The grey object on the far side of the black flashlight is a camera battery. It, too, sticks because of the steel in the cells inside its non-magnetic casing.
The random spherical object is just a steel ball. It hangs onto the Mag-Blok real good.
The original purpose of the Mag-Blok is knife storage, and it works very well for that, too.
Ah, you're awake.
Now we can begin the procedure.
Overall
The Mag-Blok does what it says on the tin.
(Except it doesn't actually come in a tin, or even a box - its packaging is a natty see-through plastic tube, with two brass mounting screws in the cap.)
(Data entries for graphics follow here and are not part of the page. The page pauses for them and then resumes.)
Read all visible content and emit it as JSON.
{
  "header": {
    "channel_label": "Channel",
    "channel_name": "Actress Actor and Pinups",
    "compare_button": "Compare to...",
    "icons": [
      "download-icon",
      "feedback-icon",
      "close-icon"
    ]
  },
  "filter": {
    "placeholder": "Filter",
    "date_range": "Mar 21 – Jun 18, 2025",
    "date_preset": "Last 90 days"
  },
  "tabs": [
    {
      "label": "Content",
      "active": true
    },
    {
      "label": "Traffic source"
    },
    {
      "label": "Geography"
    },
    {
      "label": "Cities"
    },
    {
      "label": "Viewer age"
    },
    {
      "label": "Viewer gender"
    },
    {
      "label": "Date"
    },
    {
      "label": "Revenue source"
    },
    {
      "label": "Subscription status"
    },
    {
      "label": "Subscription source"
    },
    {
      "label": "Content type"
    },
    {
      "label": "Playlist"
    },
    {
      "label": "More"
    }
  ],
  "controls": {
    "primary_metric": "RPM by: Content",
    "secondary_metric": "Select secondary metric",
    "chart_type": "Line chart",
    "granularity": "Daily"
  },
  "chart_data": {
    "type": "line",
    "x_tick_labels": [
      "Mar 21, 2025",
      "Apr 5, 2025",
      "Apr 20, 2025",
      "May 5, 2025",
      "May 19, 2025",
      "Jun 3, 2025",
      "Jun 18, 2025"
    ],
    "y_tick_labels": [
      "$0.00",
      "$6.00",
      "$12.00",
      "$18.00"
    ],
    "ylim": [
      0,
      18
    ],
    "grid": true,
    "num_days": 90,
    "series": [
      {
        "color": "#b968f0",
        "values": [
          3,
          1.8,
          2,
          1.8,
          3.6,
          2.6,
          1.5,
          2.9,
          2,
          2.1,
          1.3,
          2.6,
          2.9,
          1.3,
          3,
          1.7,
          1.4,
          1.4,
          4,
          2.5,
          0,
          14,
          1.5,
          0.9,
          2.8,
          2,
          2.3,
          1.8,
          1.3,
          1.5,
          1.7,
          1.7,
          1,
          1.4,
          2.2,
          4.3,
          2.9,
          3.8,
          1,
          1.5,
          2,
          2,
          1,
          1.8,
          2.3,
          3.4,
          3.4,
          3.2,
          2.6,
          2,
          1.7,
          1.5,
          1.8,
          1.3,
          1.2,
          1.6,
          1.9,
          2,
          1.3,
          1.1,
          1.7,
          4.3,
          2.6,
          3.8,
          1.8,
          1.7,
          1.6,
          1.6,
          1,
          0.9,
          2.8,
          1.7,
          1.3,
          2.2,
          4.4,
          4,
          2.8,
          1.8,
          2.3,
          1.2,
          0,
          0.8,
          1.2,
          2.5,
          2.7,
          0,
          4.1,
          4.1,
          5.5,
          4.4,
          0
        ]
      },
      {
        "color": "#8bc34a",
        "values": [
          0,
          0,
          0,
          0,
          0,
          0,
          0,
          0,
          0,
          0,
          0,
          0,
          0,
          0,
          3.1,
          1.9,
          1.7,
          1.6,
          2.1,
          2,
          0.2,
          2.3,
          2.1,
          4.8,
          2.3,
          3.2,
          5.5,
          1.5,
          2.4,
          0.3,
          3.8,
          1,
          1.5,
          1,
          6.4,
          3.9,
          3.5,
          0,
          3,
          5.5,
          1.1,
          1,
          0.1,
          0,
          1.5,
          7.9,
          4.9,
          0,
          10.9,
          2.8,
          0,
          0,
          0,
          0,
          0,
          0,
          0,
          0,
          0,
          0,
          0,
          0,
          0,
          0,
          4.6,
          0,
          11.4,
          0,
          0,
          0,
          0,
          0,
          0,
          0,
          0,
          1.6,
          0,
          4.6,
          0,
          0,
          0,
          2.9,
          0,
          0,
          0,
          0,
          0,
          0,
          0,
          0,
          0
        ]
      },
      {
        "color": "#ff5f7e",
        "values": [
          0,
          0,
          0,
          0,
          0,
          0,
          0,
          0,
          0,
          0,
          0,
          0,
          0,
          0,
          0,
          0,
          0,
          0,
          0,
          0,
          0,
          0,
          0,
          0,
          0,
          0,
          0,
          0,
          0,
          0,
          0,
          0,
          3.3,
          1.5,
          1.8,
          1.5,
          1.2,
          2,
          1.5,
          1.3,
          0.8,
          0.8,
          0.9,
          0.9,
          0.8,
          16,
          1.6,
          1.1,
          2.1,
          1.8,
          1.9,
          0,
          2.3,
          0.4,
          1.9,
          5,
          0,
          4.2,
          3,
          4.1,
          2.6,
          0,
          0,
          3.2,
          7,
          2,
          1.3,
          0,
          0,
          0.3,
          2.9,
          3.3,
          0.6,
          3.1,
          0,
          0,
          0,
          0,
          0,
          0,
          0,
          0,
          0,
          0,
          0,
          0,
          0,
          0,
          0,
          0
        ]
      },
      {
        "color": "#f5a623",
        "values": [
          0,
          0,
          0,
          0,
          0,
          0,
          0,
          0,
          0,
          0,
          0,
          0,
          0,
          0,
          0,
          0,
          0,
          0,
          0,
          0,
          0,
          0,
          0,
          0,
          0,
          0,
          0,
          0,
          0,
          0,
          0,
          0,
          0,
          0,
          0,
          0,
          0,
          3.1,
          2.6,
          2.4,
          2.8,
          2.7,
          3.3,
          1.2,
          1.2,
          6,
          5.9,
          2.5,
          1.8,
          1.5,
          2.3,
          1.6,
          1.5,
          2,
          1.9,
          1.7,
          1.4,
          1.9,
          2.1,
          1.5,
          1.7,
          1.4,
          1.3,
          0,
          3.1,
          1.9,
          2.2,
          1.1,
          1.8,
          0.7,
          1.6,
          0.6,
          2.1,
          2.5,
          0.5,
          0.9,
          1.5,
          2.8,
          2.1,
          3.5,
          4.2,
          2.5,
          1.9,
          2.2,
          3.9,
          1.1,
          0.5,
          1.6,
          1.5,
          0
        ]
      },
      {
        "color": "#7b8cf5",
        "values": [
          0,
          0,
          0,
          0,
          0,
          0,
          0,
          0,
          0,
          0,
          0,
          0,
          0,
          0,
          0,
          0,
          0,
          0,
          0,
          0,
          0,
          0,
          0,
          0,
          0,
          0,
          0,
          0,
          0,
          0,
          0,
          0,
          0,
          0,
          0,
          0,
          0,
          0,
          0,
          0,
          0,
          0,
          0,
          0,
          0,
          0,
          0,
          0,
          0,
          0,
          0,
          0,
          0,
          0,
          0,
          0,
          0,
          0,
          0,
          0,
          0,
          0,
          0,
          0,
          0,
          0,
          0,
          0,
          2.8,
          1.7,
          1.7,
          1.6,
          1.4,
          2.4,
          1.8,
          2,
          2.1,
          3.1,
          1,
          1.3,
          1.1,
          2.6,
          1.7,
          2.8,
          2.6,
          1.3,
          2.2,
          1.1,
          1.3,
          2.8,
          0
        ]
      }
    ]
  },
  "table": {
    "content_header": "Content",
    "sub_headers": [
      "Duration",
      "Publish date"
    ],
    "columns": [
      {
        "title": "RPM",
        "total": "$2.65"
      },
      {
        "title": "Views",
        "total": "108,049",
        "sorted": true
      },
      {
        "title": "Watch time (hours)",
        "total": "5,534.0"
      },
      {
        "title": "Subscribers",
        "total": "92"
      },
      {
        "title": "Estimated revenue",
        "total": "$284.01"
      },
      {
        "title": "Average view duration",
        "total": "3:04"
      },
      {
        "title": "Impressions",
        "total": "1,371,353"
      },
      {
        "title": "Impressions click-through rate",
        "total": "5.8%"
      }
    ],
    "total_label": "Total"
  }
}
If you're looking for an elegant magnetic rack for kitchen knives, or any other items that (a) are ferromagnetic and (b) will still function after you stick 'em to a magnet, then this is the rack you're looking for.
I'd qualify this recommendation if the Mag-Blok weren't very powerful, or if it were very expensive.
But it's strong enough that I found it was possible to (somewhat precariously) stick a 425-gram (15-ounce) can of tuna to it.
And models like the one I got for review only cost $US42 including delivery, for US customers.
You do have to find some way to firmly affix the Blok to your wall, so this is probably not a product for people in rental accommodation.
But for everyone else, the Mag-Blok gets a Recommended from me.
Review Mag-Blok kindly provided by Benchcrafted.